Les mots de Marie 1
La lectrice de Dariya Afanaseva a pris goût au poème du soir, au recueil laissé ouvert pour que d’autres trouvent les mots avec lesquels elle s’est endormie. D’abord avec le numéro de la revue Estuaire qu’elle a laissé ouvert neuf fois pour des Extraits quotidiens, puis avec Le recueil de Rosa Alice Branco, intitulé Épeler le jour, onze fois laissé à qui voudrait lire des exraits. Tellement pris goût à la chose qu’elle ira d’un recueil à l’autre soir après soir. Pour son plaisir. Pour le partage. Qu’elle se promènera dans les livres qui la suivent depuis toujours autant que dans ceux tout nouveaux découverts par hasard ou offerts.

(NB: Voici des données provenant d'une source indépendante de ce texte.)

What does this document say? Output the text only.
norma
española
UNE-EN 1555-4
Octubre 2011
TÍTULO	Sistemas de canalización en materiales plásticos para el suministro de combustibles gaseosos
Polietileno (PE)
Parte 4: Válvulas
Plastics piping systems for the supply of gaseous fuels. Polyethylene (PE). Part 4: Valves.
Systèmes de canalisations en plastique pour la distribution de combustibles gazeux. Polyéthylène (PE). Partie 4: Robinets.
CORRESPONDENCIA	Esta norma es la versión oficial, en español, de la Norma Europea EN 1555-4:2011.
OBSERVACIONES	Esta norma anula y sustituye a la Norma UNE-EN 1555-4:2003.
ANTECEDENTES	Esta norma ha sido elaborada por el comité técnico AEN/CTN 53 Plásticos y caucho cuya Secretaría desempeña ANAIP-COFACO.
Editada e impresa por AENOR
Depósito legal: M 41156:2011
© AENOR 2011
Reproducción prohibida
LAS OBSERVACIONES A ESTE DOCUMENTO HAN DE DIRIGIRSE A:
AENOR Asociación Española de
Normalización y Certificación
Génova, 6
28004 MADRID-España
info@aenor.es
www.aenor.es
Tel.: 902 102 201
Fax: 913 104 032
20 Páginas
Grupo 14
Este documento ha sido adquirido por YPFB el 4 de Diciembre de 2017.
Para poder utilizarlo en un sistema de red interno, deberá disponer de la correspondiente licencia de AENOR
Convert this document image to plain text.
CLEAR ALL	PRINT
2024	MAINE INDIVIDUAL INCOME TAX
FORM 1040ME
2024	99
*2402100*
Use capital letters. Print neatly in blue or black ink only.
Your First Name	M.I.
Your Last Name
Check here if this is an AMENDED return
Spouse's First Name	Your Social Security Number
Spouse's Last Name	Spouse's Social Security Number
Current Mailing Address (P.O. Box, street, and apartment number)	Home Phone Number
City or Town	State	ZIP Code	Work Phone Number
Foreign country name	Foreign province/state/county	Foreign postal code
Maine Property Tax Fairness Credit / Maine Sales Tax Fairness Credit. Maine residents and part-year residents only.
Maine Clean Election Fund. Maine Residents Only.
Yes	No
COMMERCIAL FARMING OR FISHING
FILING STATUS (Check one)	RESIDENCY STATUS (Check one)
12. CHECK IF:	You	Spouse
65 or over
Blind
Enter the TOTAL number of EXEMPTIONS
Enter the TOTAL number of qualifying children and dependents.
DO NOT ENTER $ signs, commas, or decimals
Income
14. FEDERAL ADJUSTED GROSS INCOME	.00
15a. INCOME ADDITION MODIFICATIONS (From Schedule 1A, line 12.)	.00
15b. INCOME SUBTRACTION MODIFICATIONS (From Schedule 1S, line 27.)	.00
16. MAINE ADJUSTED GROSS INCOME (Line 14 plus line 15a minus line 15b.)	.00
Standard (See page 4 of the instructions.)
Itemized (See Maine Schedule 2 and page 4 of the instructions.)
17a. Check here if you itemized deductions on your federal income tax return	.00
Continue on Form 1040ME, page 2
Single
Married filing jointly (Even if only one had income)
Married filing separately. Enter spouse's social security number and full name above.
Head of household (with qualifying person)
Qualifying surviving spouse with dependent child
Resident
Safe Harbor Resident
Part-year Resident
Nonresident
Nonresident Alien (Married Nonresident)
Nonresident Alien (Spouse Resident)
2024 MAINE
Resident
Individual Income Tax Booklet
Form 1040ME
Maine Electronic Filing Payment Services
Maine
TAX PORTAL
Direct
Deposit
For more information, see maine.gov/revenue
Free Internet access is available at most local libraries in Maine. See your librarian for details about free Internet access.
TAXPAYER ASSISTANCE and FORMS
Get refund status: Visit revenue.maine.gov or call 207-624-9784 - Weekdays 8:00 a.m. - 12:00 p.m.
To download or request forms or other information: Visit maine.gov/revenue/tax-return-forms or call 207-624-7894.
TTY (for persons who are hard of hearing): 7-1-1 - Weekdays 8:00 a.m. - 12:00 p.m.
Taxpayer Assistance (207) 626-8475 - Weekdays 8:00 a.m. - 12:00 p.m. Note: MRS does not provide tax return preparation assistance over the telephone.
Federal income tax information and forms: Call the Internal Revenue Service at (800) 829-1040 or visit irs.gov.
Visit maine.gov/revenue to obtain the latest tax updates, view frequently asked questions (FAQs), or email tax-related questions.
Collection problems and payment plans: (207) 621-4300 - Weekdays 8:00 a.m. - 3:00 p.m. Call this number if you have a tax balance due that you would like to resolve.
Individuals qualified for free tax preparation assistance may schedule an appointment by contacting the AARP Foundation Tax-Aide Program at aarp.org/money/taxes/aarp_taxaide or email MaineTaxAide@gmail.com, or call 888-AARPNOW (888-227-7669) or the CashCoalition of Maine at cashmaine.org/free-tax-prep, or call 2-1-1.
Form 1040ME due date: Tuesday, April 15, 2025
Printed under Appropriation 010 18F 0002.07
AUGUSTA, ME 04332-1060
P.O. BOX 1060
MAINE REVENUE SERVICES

L’outre-vie de Marie Uguay est un de ceux auxquels elle revient depuis près de trente ans. Comme on revient à l’essentiel, à la grandeur des sentiments et à la simplicité des mots. L’outre-vie qui s’ouvre ainsi :
L’outre-vie c’est quand on n’est pas encore dans la vie, qu’on la regarde, que l’on cherche à y entrer. On n’est pas morte encore mais déjà presque vivante, presque née, en train de naître peut-être, dans ce passage hors frontière et hors temps qui caractérise le désir. Désir de l’autre, désir du monde. Que la vie jaillisse comme dans une outre gonflée. Et l’on est encore loin. L’outre-vie comme l’outre-mer ou l’outre-tombe. Il faut traverser la rigidité des évidences, des préjugés, des peurs, des habitudes, traverser le réel obtus pour entrer dans une réalité à la fois plus douloureuse et plus plaisante, dans l’inconnu, le secret, le contradictoire, ouvrir ses sens et connaître. Traverser l’opacité du silence, inventer nos existences, nos amours, là où il n’y a plus de fatalité d’aucune sorte.